The chapel is a playfully solemn miniature, one of those magical compositions that Siza seems to produce effortlessly, like a quick sketch. The Quinta originally had a chapel with a revered image of Saint Ovidio, according to Siza. A previous owner, tired of the constant intrusions of local worshipers, demolished the chapel, an act that cost him a Papal excommunication. The new chapel is oriented to the west, on the slope above the entry allée at the western extreme of the site, a situation that allowed Siza to create an elaborate approach to the chapel: we pass under the projecting volume of the sacristy, climb a stair to a raised platform, and turn 180 degrees to enter the chapel’s granite-framed doors. (When the owner disputed this arrangement, Siza recalls with amusement, he responded, “My client is God, not you.”)

The chapel follows the four by six meter dimensions typical of those at other estates. A high semicircular window over the altar offers a quick sketch of an apse, with the transepts sketched by the sacristy on one side, unusually lit by a window in the floor, and a cross-shaped window of translucent alabaster on the opposite side, in a play of indirect side lighting often found in the sumptuous Baroque churches of Oporto. Other details include rustic wall benches, a granite altar, a pair of chairs designed by Siza for the church of Santa María in Marco de Canavezes and made from Japanese sycamore, and a 17th century Ivory figure of Christ from Portuguese Goa, mounted on a silver stand designed by Siza.

Finally, the pool house with its zinc facade and wide interior spans brings the Quinta entirely into the present. Siza again creates a masterful yet simple composition through the lighting and approach to the space. We enter the pool area via a wide corridor and descending steps, after passing through semi-transparent glass doors etched with Siza´s line drawings of horses.
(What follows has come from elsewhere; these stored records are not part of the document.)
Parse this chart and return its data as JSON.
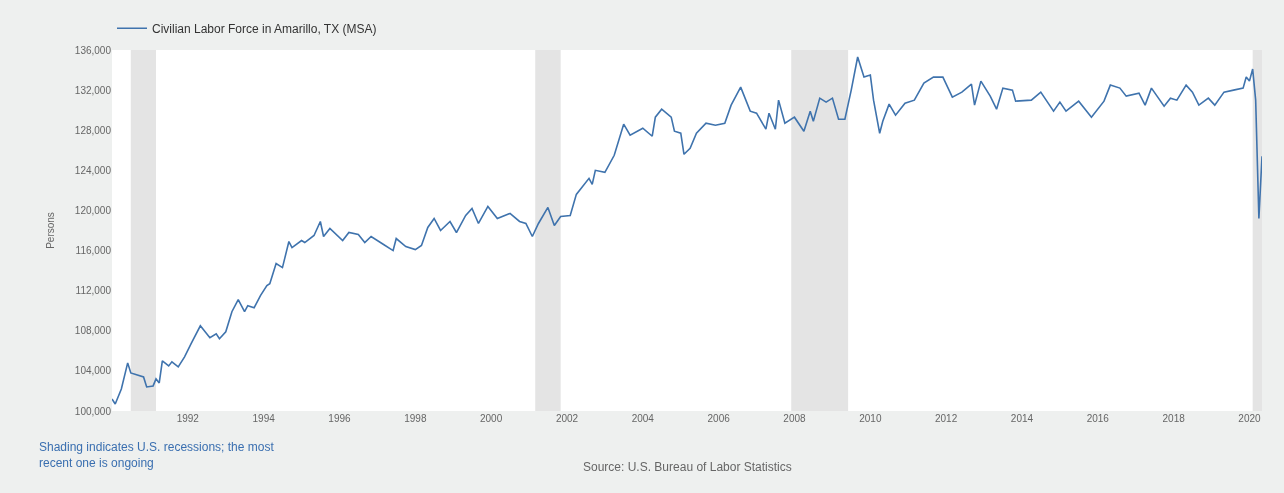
{
  "chart_data": {
    "type": "line",
    "x": [
      "1990-01",
      "1990-02",
      "1990-04",
      "1990-06",
      "1990-07",
      "1990-11",
      "1990-12",
      "1991-02",
      "1991-03",
      "1991-04",
      "1991-05",
      "1991-07",
      "1991-08",
      "1991-10",
      "1991-12",
      "1992-02",
      "1992-05",
      "1992-08",
      "1992-10",
      "1992-11",
      "1993-01",
      "1993-03",
      "1993-05",
      "1993-07",
      "1993-08",
      "1993-10",
      "1993-12",
      "1994-02",
      "1994-03",
      "1994-05",
      "1994-07",
      "1994-09",
      "1994-10",
      "1995-01",
      "1995-02",
      "1995-05",
      "1995-07",
      "1995-08",
      "1995-10",
      "1996-02",
      "1996-04",
      "1996-07",
      "1996-09",
      "1996-11",
      "1997-03",
      "1997-06",
      "1997-07",
      "1997-10",
      "1998-01",
      "1998-03",
      "1998-05",
      "1998-07",
      "1998-09",
      "1998-12",
      "1999-02",
      "1999-05",
      "1999-07",
      "1999-09",
      "1999-12",
      "2000-03",
      "2000-07",
      "2000-10",
      "2000-12",
      "2001-02",
      "2001-04",
      "2001-07",
      "2001-09",
      "2001-11",
      "2002-02",
      "2002-04",
      "2002-08",
      "2002-09",
      "2002-10",
      "2003-01",
      "2003-04",
      "2003-07",
      "2003-09",
      "2004-01",
      "2004-04",
      "2004-05",
      "2004-07",
      "2004-10",
      "2004-11",
      "2005-01",
      "2005-02",
      "2005-04",
      "2005-06",
      "2005-09",
      "2005-12",
      "2006-03",
      "2006-05",
      "2006-08",
      "2006-11",
      "2007-01",
      "2007-04",
      "2007-05",
      "2007-07",
      "2007-08",
      "2007-10",
      "2008-01",
      "2008-04",
      "2008-06",
      "2008-07",
      "2008-09",
      "2008-11",
      "2009-01",
      "2009-03",
      "2009-05",
      "2009-07",
      "2009-09",
      "2009-11",
      "2010-01",
      "2010-02",
      "2010-04",
      "2010-05",
      "2010-07",
      "2010-09",
      "2010-12",
      "2011-03",
      "2011-06",
      "2011-09",
      "2011-12",
      "2012-03",
      "2012-06",
      "2012-09",
      "2012-10",
      "2012-12",
      "2013-03",
      "2013-05",
      "2013-07",
      "2013-10",
      "2013-11",
      "2014-04",
      "2014-07",
      "2014-11",
      "2015-01",
      "2015-03",
      "2015-07",
      "2015-11",
      "2016-03",
      "2016-05",
      "2016-08",
      "2016-10",
      "2017-02",
      "2017-04",
      "2017-06",
      "2017-10",
      "2017-12",
      "2018-02",
      "2018-05",
      "2018-07",
      "2018-09",
      "2018-12",
      "2019-02",
      "2019-05",
      "2019-08",
      "2019-11",
      "2019-12",
      "2020-01",
      "2020-02",
      "2020-03",
      "2020-04",
      "2020-05"
    ],
    "series": [
      {
        "name": "Civilian Labor Force in Amarillo, TX (MSA)",
        "color": "#3f73ad",
        "values": [
          101200,
          100700,
          102200,
          104800,
          103800,
          103400,
          102400,
          102500,
          103200,
          102800,
          105000,
          104500,
          104900,
          104400,
          105400,
          106700,
          108500,
          107300,
          107700,
          107200,
          107900,
          109900,
          111100,
          109900,
          110500,
          110300,
          111500,
          112500,
          112700,
          114700,
          114300,
          116900,
          116300,
          117000,
          116800,
          117500,
          118900,
          117400,
          118200,
          117000,
          117800,
          117600,
          116800,
          117400,
          116600,
          116000,
          117200,
          116400,
          116100,
          116500,
          118300,
          119200,
          118000,
          118900,
          117800,
          119500,
          120200,
          118700,
          120400,
          119200,
          119700,
          118900,
          118700,
          117400,
          118700,
          120300,
          118500,
          119400,
          119500,
          121600,
          123200,
          122600,
          124000,
          123800,
          125500,
          128600,
          127500,
          128200,
          127400,
          129300,
          130100,
          129300,
          127900,
          127700,
          125600,
          126200,
          127700,
          128700,
          128500,
          128700,
          130500,
          132300,
          129900,
          129700,
          128100,
          129700,
          128100,
          131000,
          128700,
          129300,
          127900,
          129900,
          128900,
          131200,
          130800,
          131200,
          129100,
          129100,
          132000,
          135300,
          133300,
          133500,
          131000,
          127700,
          128900,
          130600,
          129500,
          130700,
          131000,
          132700,
          133300,
          133300,
          131300,
          131800,
          132600,
          130500,
          132900,
          131400,
          130100,
          132200,
          132000,
          130900,
          131000,
          131800,
          129900,
          130800,
          129900,
          130900,
          129300,
          130900,
          132500,
          132200,
          131400,
          131700,
          130500,
          132200,
          130400,
          131200,
          131000,
          132500,
          131800,
          130500,
          131200,
          130500,
          131800,
          132000,
          132200,
          133300,
          132900,
          134100,
          131000,
          119200,
          125400
        ]
      }
    ],
    "ylabel": "Persons",
    "xlim": [
      "1990-01",
      "2020-05"
    ],
    "xticks": [
      "1992",
      "1994",
      "1996",
      "1998",
      "2000",
      "2002",
      "2004",
      "2006",
      "2008",
      "2010",
      "2012",
      "2014",
      "2016",
      "2018",
      "2020"
    ],
    "ylim": [
      100000,
      136000
    ],
    "yticks": [
      {
        "value": 100000,
        "label": "100,000"
      },
      {
        "value": 104000,
        "label": "104,000"
      },
      {
        "value": 108000,
        "label": "108,000"
      },
      {
        "value": 112000,
        "label": "112,000"
      },
      {
        "value": 116000,
        "label": "116,000"
      },
      {
        "value": 120000,
        "label": "120,000"
      },
      {
        "value": 124000,
        "label": "124,000"
      },
      {
        "value": 128000,
        "label": "128,000"
      },
      {
        "value": 132000,
        "label": "132,000"
      },
      {
        "value": 136000,
        "label": "136,000"
      }
    ],
    "bands": [
      {
        "axis": "x",
        "from": "1990-07",
        "to": "1991-03",
        "color": "#e4e4e4"
      },
      {
        "axis": "x",
        "from": "2001-03",
        "to": "2001-11",
        "color": "#e4e4e4"
      },
      {
        "axis": "x",
        "from": "2007-12",
        "to": "2009-06",
        "color": "#e4e4e4"
      },
      {
        "axis": "x",
        "from": "2020-02",
        "to": "2020-05",
        "color": "#e4e4e4"
      }
    ],
    "annotations": [
      "Shading indicates U.S. recessions; the most\nrecent one is ongoing",
      "Source: U.S. Bureau of Labor Statistics"
    ],
    "legend": "top left",
    "grid": false
  }
}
A window wall at eye level with the ground outside and a trench skylight over the pool (with a retractable roof for summertime use) illuminate the vividly-contrasting wall planes in blue and yellow tile, with sketches of human figures by Siza, and the white marble deck and basin.  José Luis Gomes, Siza’s project architect, explains that the sensual colors and drawings, unusual in Siza´s work, were inspired in part by a visit to Mexico.

The Quinta Santo Ovidio reveals the surprising connections between Siza’s highly personal formal language, Portugal’s rural Baroque architecture, and its surviving craft traditions. Siza himself describes much of the workmanship on the estate as “not precious, but fresh,” by which he seems to mean that some of the unexpected spark of rustic grace in details such as the curved edges of the marble bathroom vanities or the rough granite arch over the garage entrance are not simply a reflection of Siza’s characteristic mock innocence of line. At a larger scale, the fragmentary Baroque elements of the Quinta bear the same relation to the grand axes of Rome or Versailles that Siza´s quirky modernism has to the canonical works of Le Corbusier or Mies. Siza, who is considered one of the pioneers in introducing modern architecture to Portugal, transforms it from a universalizing formal language into a language of particularity and fragmentation: he passes Modernism through the historic, rumpled, genteel hillside gardens of northern Portugal.